I think I like you guys more and more with every post! Here's a little article that talks about some of the beer museums all over the world.


The Angler -

Excellent idea. For the last week I've been thinking about how I can help make Long Island more of a beer destination and a beer and brewing museum did occur to me. I visited a Belgium beer museum in Brusselles a few years back. They had a brewery down stairs. My wife and I parked ourselves at one of the tables and sampled some very fine beers.

herry -

yeh that will be cool if you are going with your friends

Knut Albert Solem -

I have been to the beer museum in Brussels, which is nice, but, as their comics museum it was all in French and Flemish as far as I can remember.
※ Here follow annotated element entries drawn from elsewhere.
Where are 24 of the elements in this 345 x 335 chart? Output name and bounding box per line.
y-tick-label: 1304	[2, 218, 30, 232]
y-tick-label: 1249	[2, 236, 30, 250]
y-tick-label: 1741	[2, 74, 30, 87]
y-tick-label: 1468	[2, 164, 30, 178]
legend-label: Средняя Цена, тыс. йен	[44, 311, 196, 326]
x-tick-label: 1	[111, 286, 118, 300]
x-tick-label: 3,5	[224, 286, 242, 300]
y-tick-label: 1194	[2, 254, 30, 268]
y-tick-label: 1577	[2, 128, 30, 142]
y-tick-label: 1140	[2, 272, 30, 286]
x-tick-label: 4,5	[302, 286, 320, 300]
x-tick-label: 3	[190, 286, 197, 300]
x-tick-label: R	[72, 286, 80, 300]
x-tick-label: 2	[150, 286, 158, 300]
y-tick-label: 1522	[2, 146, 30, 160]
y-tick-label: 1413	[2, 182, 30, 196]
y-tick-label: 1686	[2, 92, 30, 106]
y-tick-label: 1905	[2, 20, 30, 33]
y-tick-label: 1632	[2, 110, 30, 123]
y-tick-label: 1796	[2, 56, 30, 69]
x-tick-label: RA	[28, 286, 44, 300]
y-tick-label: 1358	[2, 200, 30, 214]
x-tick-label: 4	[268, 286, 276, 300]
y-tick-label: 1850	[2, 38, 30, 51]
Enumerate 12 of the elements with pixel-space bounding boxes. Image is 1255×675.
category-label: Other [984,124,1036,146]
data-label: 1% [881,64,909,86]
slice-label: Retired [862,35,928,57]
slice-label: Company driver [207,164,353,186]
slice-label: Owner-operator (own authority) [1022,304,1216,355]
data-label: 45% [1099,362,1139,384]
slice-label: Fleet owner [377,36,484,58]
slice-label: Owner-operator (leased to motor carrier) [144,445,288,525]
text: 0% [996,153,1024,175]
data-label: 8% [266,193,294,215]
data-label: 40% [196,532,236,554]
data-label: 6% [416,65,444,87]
I believe there is a beer/brewery museum in Budapest, too, but I did not have time to go there.
Then there are, of course visitor's centres in all breweries great and small, but my point was to establish a museum which was not dominated by one of the big multinational beverages groups, but rather a heritage sort of place with micro brews from the handpumps making an added attraction. And in Britain I would say the pubs are as important as the brewers as a focal point - in other countries it will be different.

Lars Marius Garshol -

I think the idea of an English pub museum is excellent. The English really ought to have thought of that themselves a long time ago.

I visited a beer museum in Kulmbach, a city famous for its bock beers, which was owned and run by Kulmbacher, the brewery resulting from the merger/buy-out of all the local Kulmbach breweries. It was extremely extensive and thorough, and all in German. They even had a fully-functioning modern lager brewery in the museum, and you could, of course, sample the beer for free. Nice, but much more rewarding if you know German.

The Cantillon brewery in Brussels also bills itself as a brewery, but is really just a lambic brewery giving tours of the brewery. The tours are in English and very good, and I found it very interesting, especially as the guide explained not just the brewing process, but also the history of these beers.

Knut -

See update on my blog today about a London beer museum.